Denn ihm fällt es schwer zu glauben, dass Mercedes in der aktuellen Regelära noch den goldenen Schuss findet. Für ihn gibt es eben diese Zyklen in der Formel 1, bei der bei einem Team alles zusammenpasst - so wie bei Mercedes selbst zuvor. "Und seit der Änderung läuft Mercedes der alten Performance hinterher und findet den Grund einfach nicht", sagt er.
Wolff betont: Mehr Druck hilft nicht
Wolff selbst scheint die derzeitige Schwächephase aber gelassen zu sehen. Warum? "Sie haben die richtigen Medikamente für mich gefunden", scherzt er. "Sie haben einfach meine Valium-Dosis erhöht."
Doch im Ernst: "Ich habe mein Mindset verändert", betont Wolff. "Ich denke nicht, dass zusätzlicher Druck auf alle es besser macht." Bei Mercedes fehle es weder an der Mühe, noch an der Motivation oder der Energie. "All das ist da, und ich kann den Enthusiasmus im Unternehmen sehen."

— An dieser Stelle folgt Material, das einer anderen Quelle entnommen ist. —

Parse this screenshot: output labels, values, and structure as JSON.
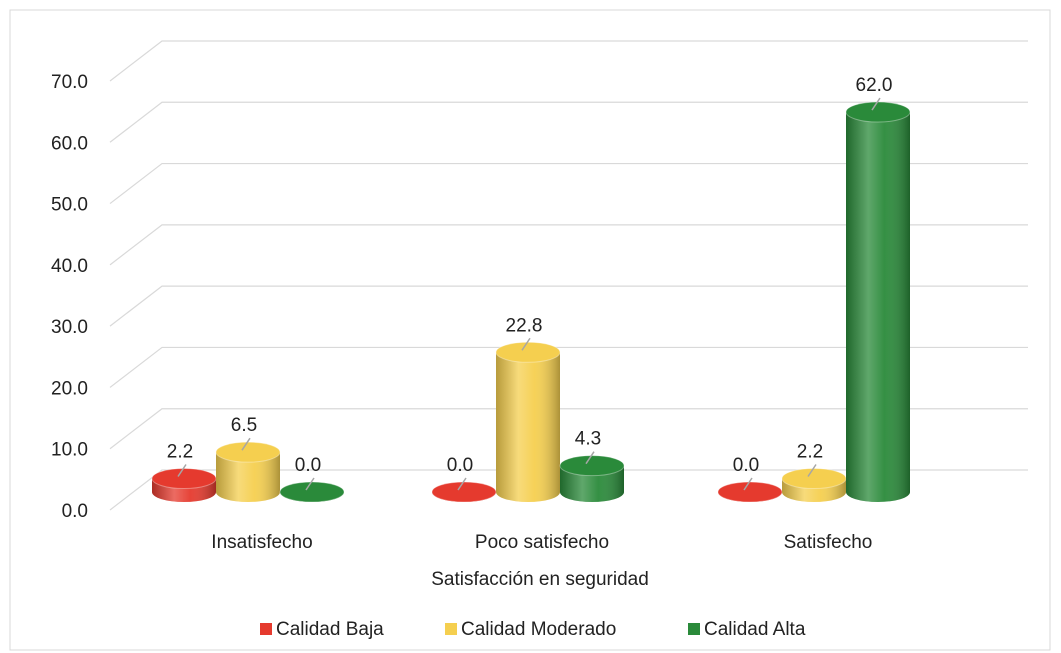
{
  "chart_data": {
    "type": "bar3d",
    "x_label": "Satisfacción en seguridad",
    "categories": [
      "Insatisfecho",
      "Poco satisfecho",
      "Satisfecho"
    ],
    "series": [
      {
        "name": "Calidad Baja",
        "color": "#e53a2e",
        "values": [
          2.2,
          0.0,
          0.0
        ],
        "value_labels": [
          "2.2",
          "0.0",
          "0.0"
        ]
      },
      {
        "name": "Calidad Moderado",
        "color": "#f5cf4f",
        "values": [
          6.5,
          22.8,
          2.2
        ],
        "value_labels": [
          "6.5",
          "22.8",
          "2.2"
        ]
      },
      {
        "name": "Calidad Alta",
        "color": "#2a8a3a",
        "values": [
          0.0,
          4.3,
          62.0
        ],
        "value_labels": [
          "0.0",
          "4.3",
          "62.0"
        ]
      }
    ],
    "ylim": [
      0,
      70
    ],
    "yticks": [
      {
        "value": 0,
        "label": "0.0"
      },
      {
        "value": 10,
        "label": "10.0"
      },
      {
        "value": 20,
        "label": "20.0"
      },
      {
        "value": 30,
        "label": "30.0"
      },
      {
        "value": 40,
        "label": "40.0"
      },
      {
        "value": 50,
        "label": "50.0"
      },
      {
        "value": 60,
        "label": "60.0"
      },
      {
        "value": 70,
        "label": "70.0"
      }
    ],
    "grid": true,
    "legend": "bottom"
  }
}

"Und als Racer fühlt man sich bei solchen Ergebnissen niedergeschlagen, aber wir versuchen, das mit der richtigen Motivation für die kommende Woche zu ändern, und deshalb glauben wir, dass wir das Blatt noch wenden können", so Wolff. "Wir glauben daran, dass sich unser Team selbst aus dem Sumpf ziehen kann. Und ich bin mir zu 100 Prozent sicher, dass wir das können."
"Wir werden es jetzt in der nächsten Woche mit mehr Daten versuchen, um mehr zu verstehen und stark nach Melbourne zurückzukommen. Das ist unsere Mission. Und ich bin mir zu 100 Prozent sicher, dass wir diese Lücke schließen werden."